Красные фазаны кричали в тростниковых зарослях островков на Роне. Крестьяне с правого берега строили у брода легкие сосновые мостки. И, несмотря на ветер, швырявший им песок в глаза, они удивленно таращились на призрачно-блеклый дом, вот уж сорок лет как покинутый хозяевами.

Вилла “Тростники”...

Ни солнце, ни луна, ни ночная роса не сумели стереть эти два слова. Я и сама часто с недоумением читала их из окна поезда, проезжавшего по насыпи вдоль реки.

С некоторых пор здесь поселился человек. Откуда он взялся? Этого никто не знал. “Он спит на травяной подушке, — ехидничали местные жители. — А ест небось лягушачью икру да утиные лапки — вот уж повезло так повезло!”

Да, он поселился здесь и, стало быть, знал и гнилостную сырость болот, и засухи этого края, где дожди были нечастыми гостями. Иногда его видели на маленьком круглом взгорке, заросшем карликовыми дубами. О чем он думал, сидя там? Верно, следил за шнырявшей в заводях живностью.

Человек казался подавленным и грустным. Но однажды он вдруг встрепенулся. Он заметил в зеленоватой ряске пунцовую косынку в желтый горошек. Спустившись с холмика, он побежал к болоту, огибая лужи, перепрыгивая через рытвины. Он едва успел сосчитать хриплые крики ворона на берегу, и вот он уже видит ее.

Это она!

Затерянная в густом тростнике, сплошь покрытая серой тиной. Он бережно высвобождает ее, обтирает жесткие ноги, сдувает грязь с надетого на ней мужского пальто, завязывает потуже шелковую косынку на светлых, пшеничных косах, берет на руки.

Как нежно она прильнула к нему! Он идет медленно, словно в праздничной процессии, только его тела касается не святая хоругвь с холодной бахромой, а женщина.

Ветер выпевает над ним свои угрюмые псалмы, снежные вершины колеблются вдали, в синем воздухе. Впервые он прижимает к себе чужое тело, слышит, как трещат хрупкие косточки, видит сквозь дыры пальто груди с их маленькими коричневыми остриями, загадочный пупок, жесткое руно под ним. И он чувствует, как наливается новой силой, такой неуемной, что воздымает женщину над головой, одним пинком распахивает дверь, окончательно сбив ее с петель, и входит в дом — на виллу “Тростники”.

Их ждет ложе из осоки. Опустившись на колени перед своей добычей, он восхищенно созерцает ее. Потом готовит для нее пищу — дикую спаржу, выкопанную из сухого песка, лепешку из муки и масла, приправленную тмином. Он угощает ее водкой, настоянной на ежевике. Она ест мало, но зато улыбается ему. Они засыпают, крепко обнявшись.
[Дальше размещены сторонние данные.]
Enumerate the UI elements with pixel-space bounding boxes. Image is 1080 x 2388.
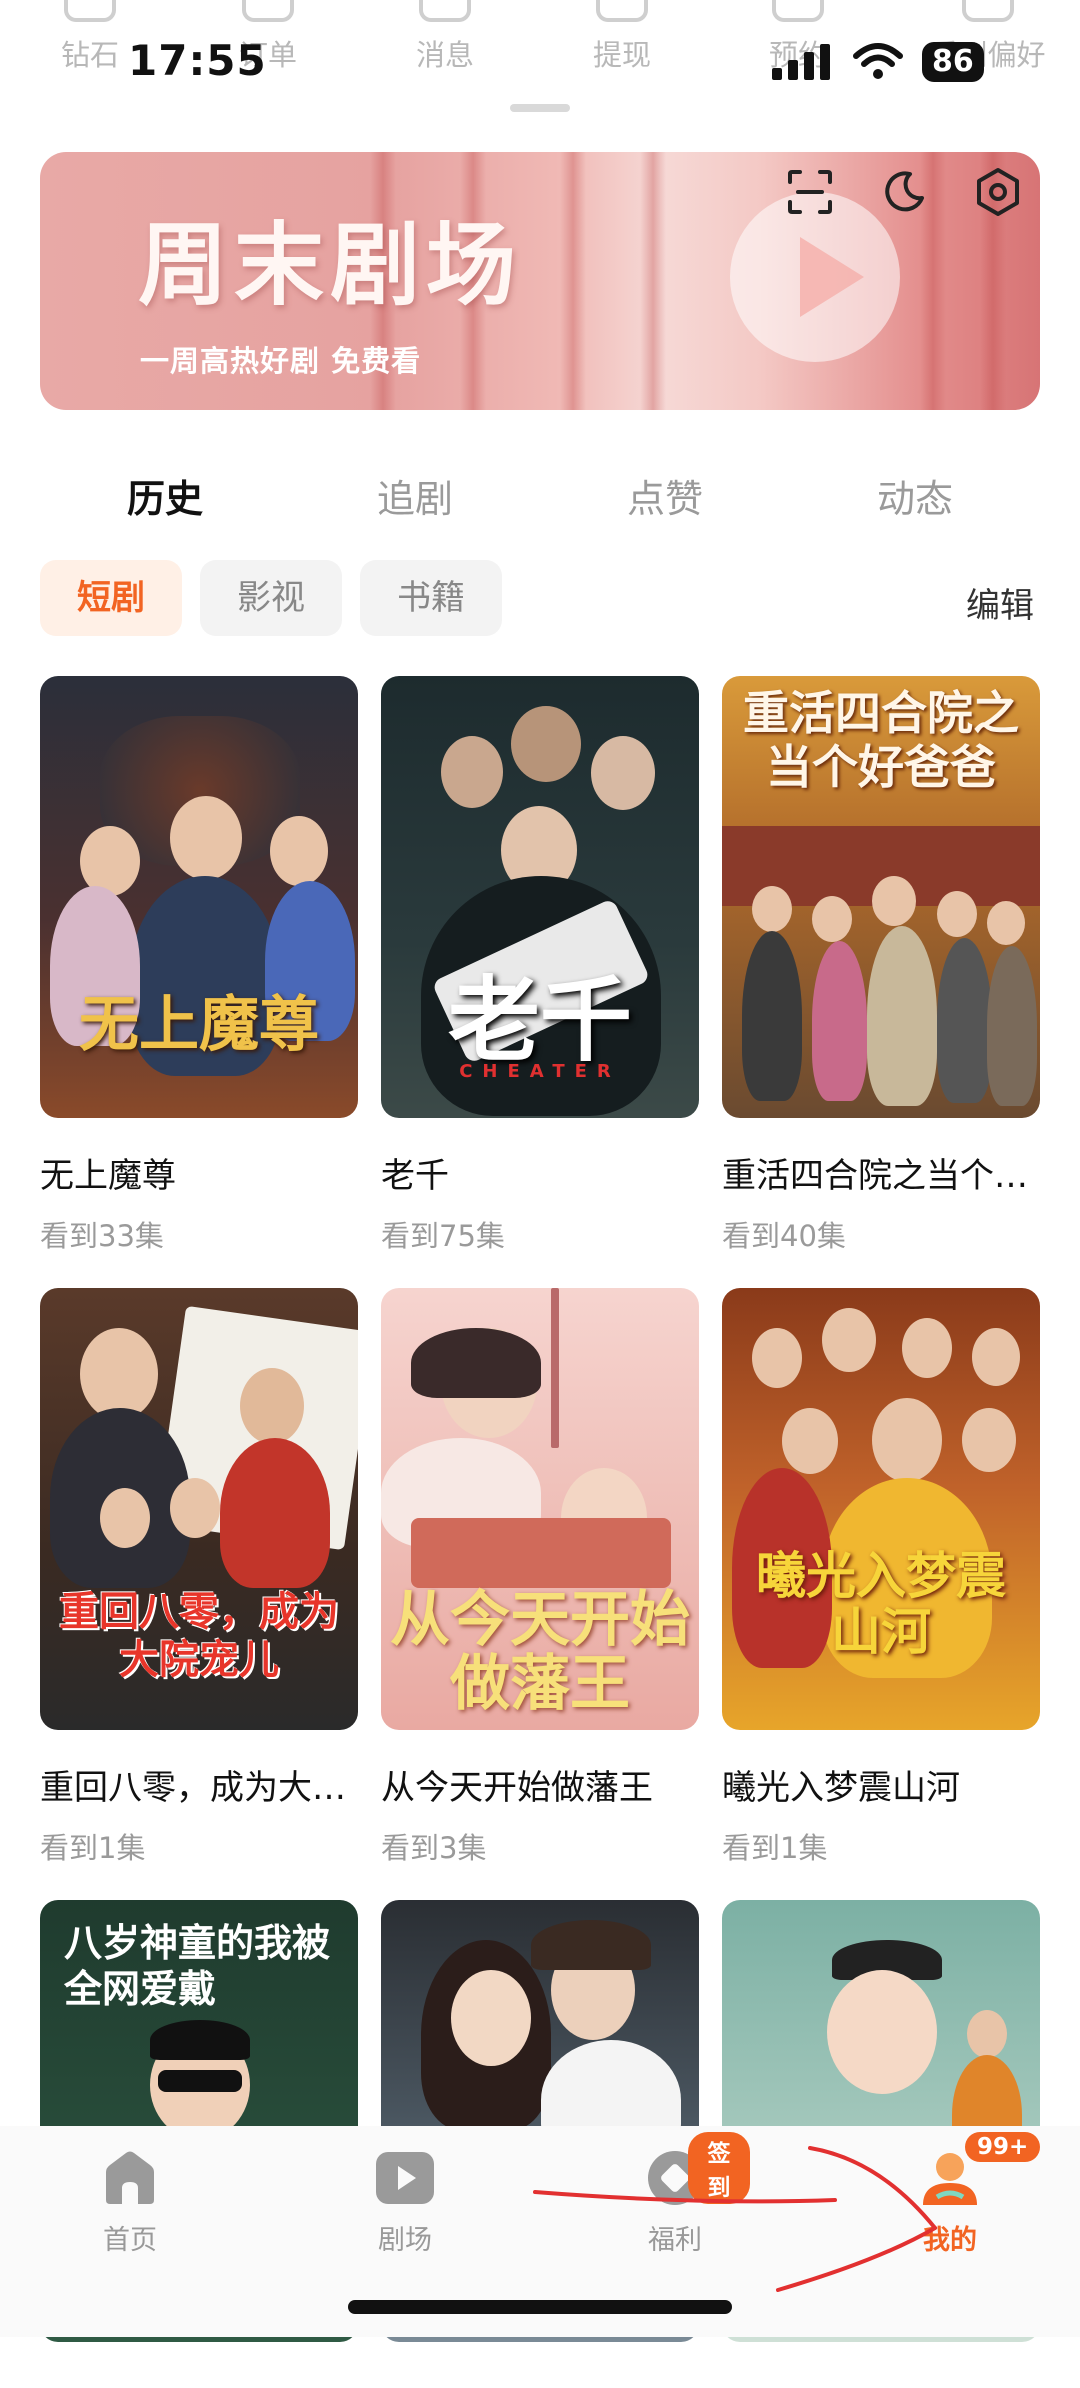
show-poster: 曦光入梦震山河: [722, 1288, 1040, 1730]
show-title: 曦光入梦震山河: [722, 1768, 960, 1808]
show-poster: 老千 CHEATER: [381, 676, 699, 1118]
diamond-icon: [64, 0, 116, 22]
tab-activity[interactable]: 动态: [790, 468, 1040, 523]
banner-title: 周末剧场: [138, 212, 522, 318]
filter-books[interactable]: 书籍: [360, 560, 502, 636]
show-card[interactable]: 无上魔尊 无上魔尊 看到33集: [40, 676, 358, 1255]
show-poster: 无上魔尊: [40, 676, 358, 1118]
menu-item-messages[interactable]: 消息: [375, 0, 515, 74]
show-card[interactable]: 老千 CHEATER 老千 看到75集: [381, 676, 699, 1255]
preference-icon: [961, 0, 1014, 22]
home-icon: [55, 2146, 205, 2210]
watch-progress: 看到33集: [40, 1219, 164, 1253]
nav-theater[interactable]: 剧场: [330, 2146, 480, 2257]
drag-handle[interactable]: [510, 104, 570, 112]
home-indicator[interactable]: [348, 2300, 732, 2314]
show-card[interactable]: 重回八零，成为大院宠儿 重回八零，成为大… 看到1集: [40, 1288, 358, 1867]
scan-icon[interactable]: [780, 162, 840, 222]
show-card[interactable]: 从今天开始做藩王 从今天开始做藩王 看到3集: [381, 1288, 699, 1867]
weekend-theater-banner[interactable]: 周末剧场 一周高热好剧 免费看: [40, 152, 1040, 410]
watch-progress: 看到1集: [722, 1831, 828, 1865]
watch-progress: 看到1集: [40, 1831, 146, 1865]
show-title: 重活四合院之当个…: [722, 1156, 1028, 1196]
checkin-badge: 签到: [688, 2132, 750, 2204]
status-icons: 86: [770, 40, 984, 84]
show-poster: 重回八零，成为大院宠儿: [40, 1288, 358, 1730]
nav-welfare[interactable]: 福利 签到: [600, 2132, 750, 2257]
category-filters: 短剧 影视 书籍: [40, 560, 502, 636]
tab-history[interactable]: 历史: [40, 468, 290, 523]
menu-item-withdraw[interactable]: 提现: [552, 0, 692, 74]
watch-progress: 看到40集: [722, 1219, 846, 1253]
show-card[interactable]: 重活四合院之当个好爸爸 重活四合院之当个… 看到40集: [722, 676, 1040, 1255]
status-time: 17:55: [128, 36, 267, 85]
theater-play-icon: [330, 2146, 480, 2210]
nav-profile[interactable]: 我的 99+: [875, 2132, 1041, 2257]
watch-progress: 看到75集: [381, 1219, 505, 1253]
tab-likes[interactable]: 点赞: [540, 468, 790, 523]
tab-following[interactable]: 追剧: [290, 468, 540, 523]
watch-progress: 看到3集: [381, 1831, 487, 1865]
withdraw-icon: [596, 0, 648, 22]
wifi-icon: [853, 43, 903, 79]
show-title: 重回八零，成为大…: [40, 1768, 346, 1808]
play-icon: [800, 237, 864, 317]
moon-icon[interactable]: [874, 162, 934, 222]
show-card[interactable]: 曦光入梦震山河 曦光入梦震山河 看到1集: [722, 1288, 1040, 1867]
show-title: 无上魔尊: [40, 1156, 176, 1196]
message-icon: [419, 0, 471, 22]
profile-tabs: 历史 追剧 点赞 动态: [40, 468, 1040, 523]
reserve-icon: [772, 0, 824, 22]
filter-short-drama[interactable]: 短剧: [40, 560, 182, 636]
show-poster: 从今天开始做藩王: [381, 1288, 699, 1730]
battery-indicator: 86: [922, 42, 984, 82]
signal-icon: [772, 44, 830, 80]
show-poster: 重活四合院之当个好爸爸: [722, 676, 1040, 1118]
show-title: 从今天开始做藩王: [381, 1768, 653, 1808]
edit-button[interactable]: 编辑: [966, 578, 1034, 627]
show-title: 老千: [381, 1156, 449, 1196]
banner-subtitle: 一周高热好剧 免费看: [140, 344, 422, 378]
settings-icon[interactable]: [968, 162, 1028, 222]
nav-home[interactable]: 首页: [55, 2146, 205, 2257]
notification-badge: 99+: [965, 2132, 1041, 2162]
filter-film-tv[interactable]: 影视: [200, 560, 342, 636]
orders-icon: [242, 0, 294, 22]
На рассвете в комнату заползает сырой болотный холод. Человек разворачивает ветхие одеяла, изъеденные полевыми мышами, разводит огонь в центре комнаты, в примитивном очаге из камней, которые натаскал с берега. Потом он приносит своей возлюбленной чашку светлого бульона. Она же — по-прежнему беззаботная, улыбчивая — и не думает укрываться от холода. “И великое смятение завладело миром, и ожесточилось сердце человеческое...” Но человек, поселившийся на вилле “Тростники”, вовсе не ожесточен; доброта окутывает его облаком меланхолии. Он собирает пучки майорана и зеленые ветки, чтобы скрыть от молодой женщины запустение в доме. Он говорит ей:

— Я потерял отца и мать, сестер и братьев; я ждал тебя. Мое сердце полно нежности к тебе. Любишь ли ты меня?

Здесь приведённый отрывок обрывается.